いよいよ本日Edinburgh Festival fringe 2017が正式にスタートしました。

会期は8月4日〜28日の約3週間。とはいえ前回お伝えした通り、早い劇場は8月頭からスタートしているので、私たちも今日で3ステージ目が終わりました。

やはり早いタイミングでEdinburgh入りすると街全体が大きく変わっていくのが見てとれます。何もなかった場所に、ノボリやサインが立ち並び、閑散としていた街に突如多国籍の人々(数十万人)が街を埋め尽くしていくのは圧巻。そんな中、昨日2ステージ目の始まる前にfringe central(フリンジの本部)に顔を出しました。

Edinburgh大学の中にあるfringe centralは昨年は建物が工事中だった為に仮の場所に移っていたんですが、今年は建物も完成して入り口が綺麗になりました。

中はこんな感じ。多くのアーティストやレビュアー、プレス、ジャーナリストの他にも、世界中で一年中開催されている世界のfringe関係者などが集まり、演劇の話をするところなんです。同時に参加者がくつろげるように、カフェが併設されていたり、受付にはfringeのスタッフが常駐してパフォーマーが困っていると助けてくれたりもします。

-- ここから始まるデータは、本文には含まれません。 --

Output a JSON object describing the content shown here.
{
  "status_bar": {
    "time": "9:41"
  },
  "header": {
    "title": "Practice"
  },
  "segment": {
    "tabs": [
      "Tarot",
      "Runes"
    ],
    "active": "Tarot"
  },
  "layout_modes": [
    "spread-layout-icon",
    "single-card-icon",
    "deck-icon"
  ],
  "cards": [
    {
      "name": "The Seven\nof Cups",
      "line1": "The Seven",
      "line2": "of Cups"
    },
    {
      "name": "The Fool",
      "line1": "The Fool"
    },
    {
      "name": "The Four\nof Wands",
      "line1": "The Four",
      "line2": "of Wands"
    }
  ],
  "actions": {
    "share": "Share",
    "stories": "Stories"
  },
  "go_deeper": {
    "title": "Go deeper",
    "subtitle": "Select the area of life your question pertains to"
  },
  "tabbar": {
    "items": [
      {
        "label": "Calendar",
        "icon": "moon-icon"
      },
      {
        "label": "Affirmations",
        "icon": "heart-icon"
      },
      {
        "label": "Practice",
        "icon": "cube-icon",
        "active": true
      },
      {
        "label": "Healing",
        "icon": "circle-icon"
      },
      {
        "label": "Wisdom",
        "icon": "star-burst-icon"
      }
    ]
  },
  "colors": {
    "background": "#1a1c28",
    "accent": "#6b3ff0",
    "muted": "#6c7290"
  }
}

そして、ここではfringe関係者だけが参加できる様々な講習会も開かれているんです。「どうすればプレスに来てもらえるのか」「SNSを効果的に使うには?」「アジアのカンパニーにとって大事なことは?」「アデレードのfringeに出るためには?」など様々なタイトルの講習会が毎日ひっきりなしに開催されており、興味のある会に参加することが出来るんです。

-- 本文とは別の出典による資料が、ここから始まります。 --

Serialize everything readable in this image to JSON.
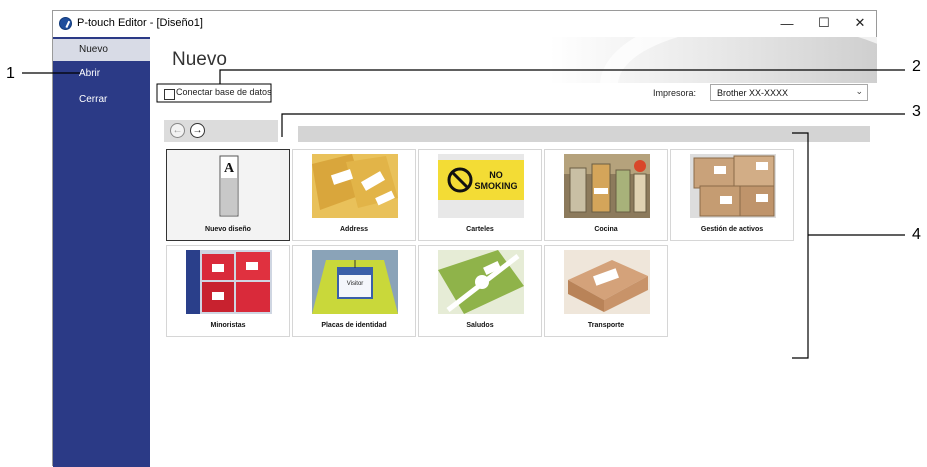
{
  "window": {
    "title": "P-touch Editor - [Diseño1]"
  },
  "sidebar": {
    "items": [
      {
        "label": "Nuevo",
        "active": true
      },
      {
        "label": "Abrir",
        "active": false
      },
      {
        "label": "Cerrar",
        "active": false
      }
    ]
  },
  "main": {
    "title": "Nuevo",
    "connect_db_label": "Conectar base de datos",
    "printer_label": "Impresora:",
    "printer_value": "Brother XX-XXXX"
  },
  "templates": [
    {
      "label": "Nuevo diseño",
      "icon": "blank-label-icon",
      "selected": true
    },
    {
      "label": "Address",
      "icon": "address-labels-photo"
    },
    {
      "label": "Carteles",
      "icon": "no-smoking-sign-photo"
    },
    {
      "label": "Cocina",
      "icon": "kitchen-jars-photo"
    },
    {
      "label": "Gestión de activos",
      "icon": "asset-boxes-photo"
    },
    {
      "label": "Minoristas",
      "icon": "retail-boxes-photo"
    },
    {
      "label": "Placas de identidad",
      "icon": "id-badge-photo"
    },
    {
      "label": "Saludos",
      "icon": "gift-ribbon-photo"
    },
    {
      "label": "Transporte",
      "icon": "shipping-box-photo"
    }
  ],
  "tile_images": {
    "no_smoking_line1": "NO",
    "no_smoking_line2": "SMOKING",
    "badge_visitor": "Visitor",
    "blank_glyph": "A"
  },
  "annotations": {
    "n1": "1",
    "n2": "2",
    "n3": "3",
    "n4": "4"
  }
}
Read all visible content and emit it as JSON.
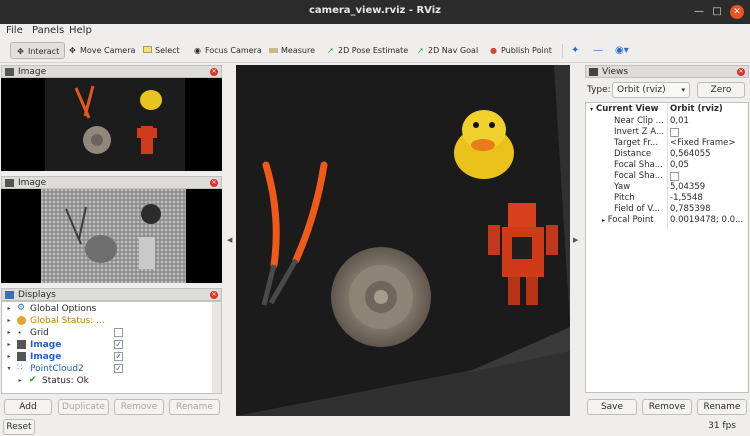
{
  "window": {
    "title": "camera_view.rviz - RViz"
  },
  "menu": {
    "file": "File",
    "panels": "Panels",
    "help": "Help"
  },
  "toolbar": {
    "interact": "Interact",
    "move_camera": "Move Camera",
    "select": "Select",
    "focus_camera": "Focus Camera",
    "measure": "Measure",
    "pose_estimate": "2D Pose Estimate",
    "nav_goal": "2D Nav Goal",
    "publish_point": "Publish Point"
  },
  "image_panel_1": {
    "title": "Image"
  },
  "image_panel_2": {
    "title": "Image"
  },
  "displays": {
    "title": "Displays",
    "items": [
      {
        "label": "Global Options",
        "color": "#2b2b2b"
      },
      {
        "label": "Global Status: ...",
        "color": "#c6790a"
      },
      {
        "label": "Grid",
        "color": "#2b2b2b"
      },
      {
        "label": "Image",
        "color": "#1e62c4"
      },
      {
        "label": "Image",
        "color": "#1e62c4"
      },
      {
        "label": "PointCloud2",
        "color": "#1e62c4"
      },
      {
        "label": "Status: Ok",
        "color": "#2b2b2b"
      }
    ],
    "buttons": {
      "add": "Add",
      "duplicate": "Duplicate",
      "remove": "Remove",
      "rename": "Rename"
    }
  },
  "views": {
    "title": "Views",
    "type_label": "Type:",
    "type_value": "Orbit (rviz)",
    "zero_label": "Zero",
    "current_view_label": "Current View",
    "current_view_value": "Orbit (rviz)",
    "props": [
      {
        "name": "Near Clip ...",
        "value": "0,01"
      },
      {
        "name": "Invert Z A...",
        "value": ""
      },
      {
        "name": "Target Fr...",
        "value": "<Fixed Frame>"
      },
      {
        "name": "Distance",
        "value": "0,564055"
      },
      {
        "name": "Focal Sha...",
        "value": "0,05"
      },
      {
        "name": "Focal Sha...",
        "value": ""
      },
      {
        "name": "Yaw",
        "value": "5,04359"
      },
      {
        "name": "Pitch",
        "value": "-1,5548"
      },
      {
        "name": "Field of V...",
        "value": "0,785398"
      },
      {
        "name": "Focal Point",
        "value": "0.0019478; 0.0..."
      }
    ],
    "buttons": {
      "save": "Save",
      "remove": "Remove",
      "rename": "Rename"
    }
  },
  "status": {
    "reset": "Reset",
    "fps": "31 fps"
  },
  "colors": {
    "accent_orange": "#e95420",
    "status_warn": "#c6790a",
    "link_blue": "#1e62c4"
  }
}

と、いうことで「どうすればメディアに目をつけてもらえるのか」という講習会に参加して来ました。昨年も多くの会に顔を出しましたが、自分の上演時間とかぶると参加出来ない会もあるので、毎年fringeに来ていないと中々全部の会には参加出来ません。

この会では、ヨーロッパで様々な有名カンパニーをプロモートをしている人や芸術紙「LIST」の編集者などがパネラーとして世界中から集まったカンパニーに有益な情報を話してくれるというもの。

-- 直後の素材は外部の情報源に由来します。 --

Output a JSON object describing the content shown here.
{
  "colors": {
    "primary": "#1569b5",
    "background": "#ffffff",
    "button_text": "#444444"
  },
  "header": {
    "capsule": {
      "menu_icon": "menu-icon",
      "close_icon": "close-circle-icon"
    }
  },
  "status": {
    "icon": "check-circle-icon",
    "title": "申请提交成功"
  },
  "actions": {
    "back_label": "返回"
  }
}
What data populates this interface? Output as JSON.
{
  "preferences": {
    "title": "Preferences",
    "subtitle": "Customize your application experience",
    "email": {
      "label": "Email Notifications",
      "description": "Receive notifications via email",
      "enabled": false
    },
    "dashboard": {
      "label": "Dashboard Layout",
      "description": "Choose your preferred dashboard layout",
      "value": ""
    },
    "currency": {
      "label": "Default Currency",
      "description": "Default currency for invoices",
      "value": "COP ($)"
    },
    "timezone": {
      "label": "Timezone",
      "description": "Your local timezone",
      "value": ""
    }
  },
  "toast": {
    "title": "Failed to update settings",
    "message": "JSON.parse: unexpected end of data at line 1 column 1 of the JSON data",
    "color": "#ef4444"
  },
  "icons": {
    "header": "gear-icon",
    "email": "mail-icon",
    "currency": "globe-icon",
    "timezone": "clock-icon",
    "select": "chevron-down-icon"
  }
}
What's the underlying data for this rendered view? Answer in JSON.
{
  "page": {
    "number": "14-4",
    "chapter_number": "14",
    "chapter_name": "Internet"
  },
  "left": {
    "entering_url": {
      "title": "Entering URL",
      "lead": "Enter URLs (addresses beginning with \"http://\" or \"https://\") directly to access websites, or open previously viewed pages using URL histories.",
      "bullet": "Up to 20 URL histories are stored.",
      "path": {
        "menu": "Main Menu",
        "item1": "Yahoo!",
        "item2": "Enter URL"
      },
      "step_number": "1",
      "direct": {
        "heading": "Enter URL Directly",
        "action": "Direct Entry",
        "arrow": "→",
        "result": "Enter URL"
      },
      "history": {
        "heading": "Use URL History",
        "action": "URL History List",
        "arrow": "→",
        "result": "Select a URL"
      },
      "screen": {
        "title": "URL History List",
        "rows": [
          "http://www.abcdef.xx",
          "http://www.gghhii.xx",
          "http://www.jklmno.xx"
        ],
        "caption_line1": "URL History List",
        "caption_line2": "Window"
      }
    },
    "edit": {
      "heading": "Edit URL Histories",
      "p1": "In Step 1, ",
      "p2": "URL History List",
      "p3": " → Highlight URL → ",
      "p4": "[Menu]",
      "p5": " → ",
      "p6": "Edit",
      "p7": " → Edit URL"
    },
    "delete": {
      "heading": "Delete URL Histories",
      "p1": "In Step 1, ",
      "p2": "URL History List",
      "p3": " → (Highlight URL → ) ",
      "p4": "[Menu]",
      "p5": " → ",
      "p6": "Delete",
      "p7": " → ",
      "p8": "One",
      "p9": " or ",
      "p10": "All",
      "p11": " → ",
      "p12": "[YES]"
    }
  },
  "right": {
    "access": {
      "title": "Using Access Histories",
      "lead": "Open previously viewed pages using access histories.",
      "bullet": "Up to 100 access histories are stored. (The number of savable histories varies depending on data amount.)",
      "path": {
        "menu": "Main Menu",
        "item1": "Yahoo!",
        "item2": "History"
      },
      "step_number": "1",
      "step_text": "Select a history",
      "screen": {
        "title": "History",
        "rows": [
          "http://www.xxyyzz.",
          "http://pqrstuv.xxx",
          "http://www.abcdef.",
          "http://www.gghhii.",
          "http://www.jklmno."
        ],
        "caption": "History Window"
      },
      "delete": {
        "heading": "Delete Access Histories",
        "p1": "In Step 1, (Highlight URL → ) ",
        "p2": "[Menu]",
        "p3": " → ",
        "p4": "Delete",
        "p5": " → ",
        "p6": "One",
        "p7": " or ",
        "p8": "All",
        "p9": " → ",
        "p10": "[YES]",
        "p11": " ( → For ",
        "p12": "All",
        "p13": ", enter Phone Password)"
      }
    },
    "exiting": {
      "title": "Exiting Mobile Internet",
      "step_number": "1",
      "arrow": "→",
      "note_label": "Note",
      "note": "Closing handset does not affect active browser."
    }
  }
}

最後には質疑応答もあり、親身になって答えてくれます。(日本でもこういった講義にいくつも参加したことがありますが、正直本当にタメになったと思えるものに出会ったことがありません)

中には「楽園」という名の会もあって、内容は疲れ切ったパフォーマーやスタッフを精神的に癒してくれる会らしいのですが、参加したことはありません。時間があったら癒されに行ってみます。とにかく、舞台をつくる人間に対して徹底的なケアとサポートをしてくれるのがfringe centralなんです。

その他にもレビュアーから出た星をチラシに貼るための作業スペースや、

マスコミやレビュアーが世界中に送る記事を書くためのPCスペースなども無料で借りることができます。この他にもBBC(イギリス国営放送)の専用巨大テントが街中にあり、そこからパフォーマーを特集したり、イベントを行ったりもしています。完全にオリンピックです。これがほとんどの日本人が知らない(世界では常識)70年続いている世界最高峰の舞台芸術の祭典なんです。

そして、本日は日本から強力な助っ人が到着しました。お二人はMY COMPLEXのEdinburghでの様子や、本番映像を超高性能カメラで撮影するために遠路はるばるスコットランドまで来てくれたんです!まずは本日、記念すべきfringe初日の舞台を観てもらいました。

これからしばらくMY COMPLEXに密着してカメラを回してくれます。Edinburghでの様子も動画で皆さんにお届けできると思いますので、お楽しみに!二人からパワーをもらい明日以降の本番に備えます。では、また次回!